L’activité économique tourne au ralenti depuis maintenant trois ans. La production pétrolière est contrainte par la politique restrictive de l’OPEP+. La croissance du PIB non-pétrolier pâtit du manque de dynamisme de la fréquentation touristique qui affecte la demande intérieure, notamment à Dubaï. A court terme, dans un contexte de ralentissement du commerce mondial, seules les réalisations en cours en préparation de l’Exposition Universelle de 2020 soutiennent l’activité. Dans ce contexte, les prix à la consommation évoluent négativement, tirés à la baisse par la déprime persistante de l’immobilier. La politique budgétaire reste prudente et offre peu de soutien à la croissance.

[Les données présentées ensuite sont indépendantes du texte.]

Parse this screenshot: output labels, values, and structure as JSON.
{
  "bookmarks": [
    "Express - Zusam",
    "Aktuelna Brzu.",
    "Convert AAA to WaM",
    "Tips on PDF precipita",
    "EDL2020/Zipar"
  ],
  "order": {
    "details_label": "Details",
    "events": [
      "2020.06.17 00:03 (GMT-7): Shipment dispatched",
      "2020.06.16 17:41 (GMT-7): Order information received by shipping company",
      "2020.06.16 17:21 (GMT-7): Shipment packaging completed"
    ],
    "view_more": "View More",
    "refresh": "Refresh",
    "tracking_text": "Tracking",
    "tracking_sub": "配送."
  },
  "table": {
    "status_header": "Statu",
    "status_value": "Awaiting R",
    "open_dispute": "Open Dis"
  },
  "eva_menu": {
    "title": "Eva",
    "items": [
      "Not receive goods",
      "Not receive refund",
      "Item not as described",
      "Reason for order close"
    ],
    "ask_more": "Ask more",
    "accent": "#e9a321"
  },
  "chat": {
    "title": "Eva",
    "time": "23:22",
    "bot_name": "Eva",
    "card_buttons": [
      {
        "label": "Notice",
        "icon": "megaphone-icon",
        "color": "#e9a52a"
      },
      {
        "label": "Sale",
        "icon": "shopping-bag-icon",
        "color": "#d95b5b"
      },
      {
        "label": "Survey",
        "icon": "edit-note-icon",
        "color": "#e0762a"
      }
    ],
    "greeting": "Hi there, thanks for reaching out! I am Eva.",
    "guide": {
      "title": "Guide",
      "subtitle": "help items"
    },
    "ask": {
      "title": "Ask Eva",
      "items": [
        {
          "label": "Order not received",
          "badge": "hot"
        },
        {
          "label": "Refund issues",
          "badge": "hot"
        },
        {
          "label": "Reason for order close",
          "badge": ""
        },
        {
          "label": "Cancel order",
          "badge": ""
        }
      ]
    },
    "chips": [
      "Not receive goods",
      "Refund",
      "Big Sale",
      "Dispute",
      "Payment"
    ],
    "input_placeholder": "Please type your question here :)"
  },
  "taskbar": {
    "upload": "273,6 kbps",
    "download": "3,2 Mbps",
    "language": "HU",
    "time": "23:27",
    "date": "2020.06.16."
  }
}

Le faible rebond de l’activité en 2018 (+1,7% par rapport à +0,5% en 2017) a confirmé l’atonie de l’économie des émirats. L’ensemble des composantes de la demande intérieure (consommation et investissement) était en repli. La faible progression de la croissance n’a été permise que par la baisse des importations et la légère hausse des exportations dans un contexte de hausse de la production d’hydrocarbures. Cette année, avec la poursuite de la politique restrictive de l’OPEP+ 1 et en l’absence de signes de reprise de l’économie hors pétrole, les perspectives restent moroses.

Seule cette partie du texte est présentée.